The seven-year contract with an unnamed "leading frontier model company" is the largest customer deal in the cloud services provider's history, Chief Executive Tom Leighton said during an earnings conference call on Thursday, according to a FactSet transcript.

Akamai expects to start recognizing revenue against the contract in the fourth quarter, at $20 million to $25 million, Chief Financial Officer Ed McGowan told analysts.

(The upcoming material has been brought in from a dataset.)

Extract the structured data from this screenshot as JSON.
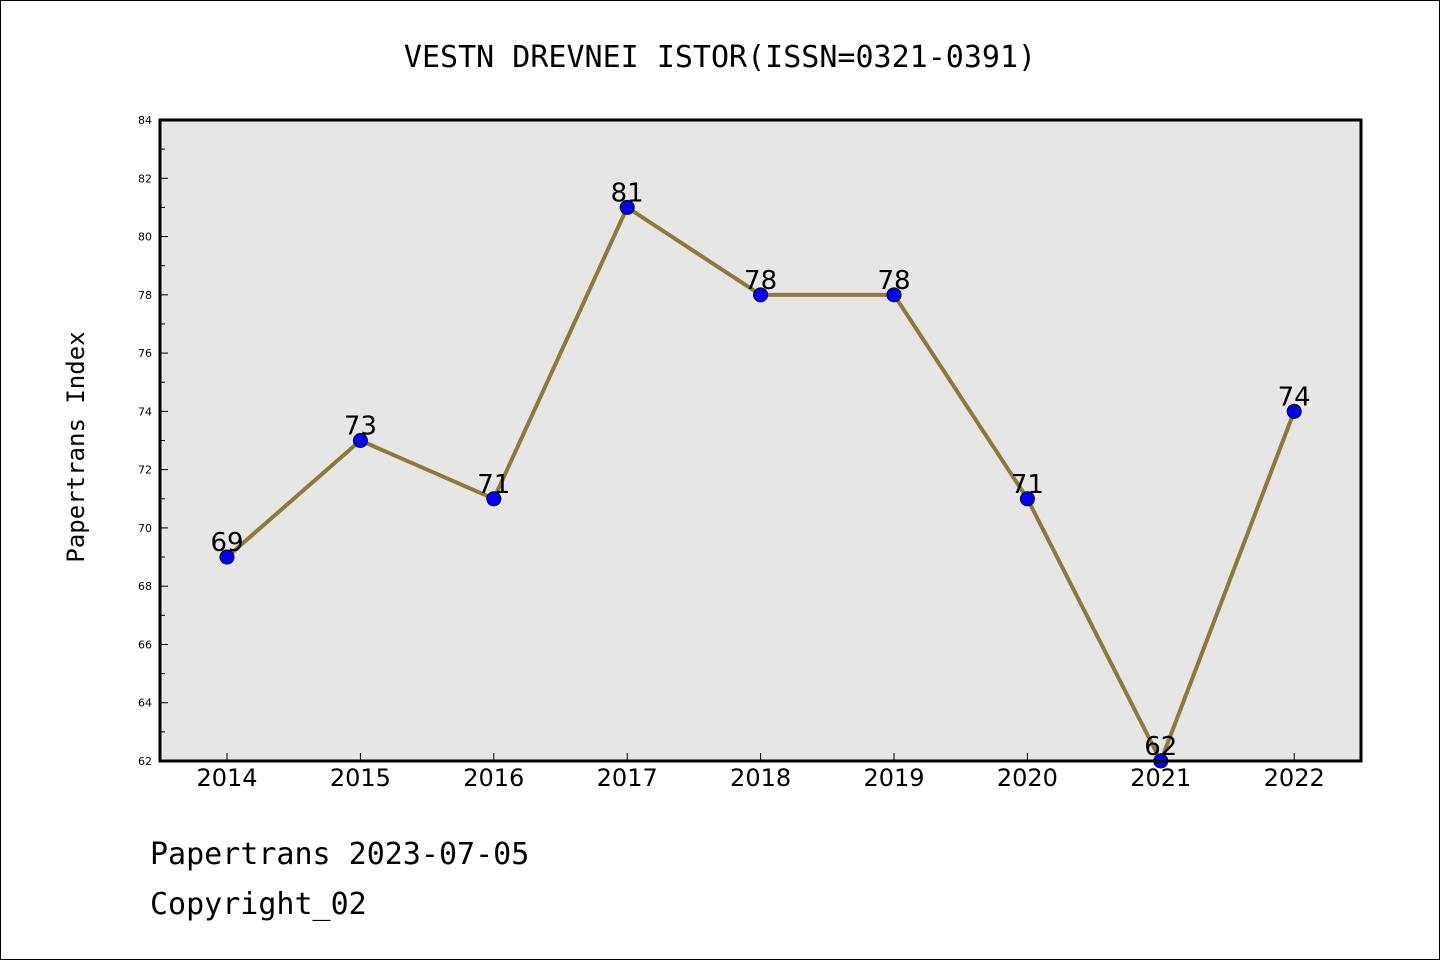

The company will spend $800 million to $825 million in capital expenditures over the next 12 months to support the new deal.

Bloomberg News identified that customer as Anthropic, citing people familiar with the matter.

Shares of Akamai soared about 27% at market close on Friday, and are up nearly 70% year to date.

"While we appreciate the large deal momentum and (revenue) growth acceleration, we're less confident in corresponding bottom-line growth," UBS analyst Roger Boyd wrote in the note.

Akamai late Thursday raised the lower end of its full-year revenue guidance to $4.445 billion from $4.40 billion, leaving the top end of the outlook unchanged at $4.55 billion. The company raised the cloud infrastructure services outlook to at least 50% year-over-year growth at constant currencies. Analysts polled by FactSet expect $4.49 billion in consolidated revenue.

Akamai lowered its full-year adjusted operating margin guidance to 26% from a prior outlook that called for 26% to 28%. UBS attributed that to upfront scaling costs and lower-margin new mega deals.

The company is willing to accept cloud infrastructure services deals that are below its 30% medium-term margin target, Boyd said. Meanwhile, additional capital spending will push free cash flow close to breakeven or into negative territory in 2026, he said.

The brokerage raised its price target on Akamai's stock to $160 from $110 and reiterated its neutral rating.

The company said late Thursday its first-quarter adjusted earnings per share declined to $1.61 from $1.70 a year earlier, while revenue increased 6% to $1.07 billion. These were largely in line with consensus estimates on FactSet.

"Investor enthusiasm around the cloud infrastructure space could outweigh margin concerns (near term)," Boyd said.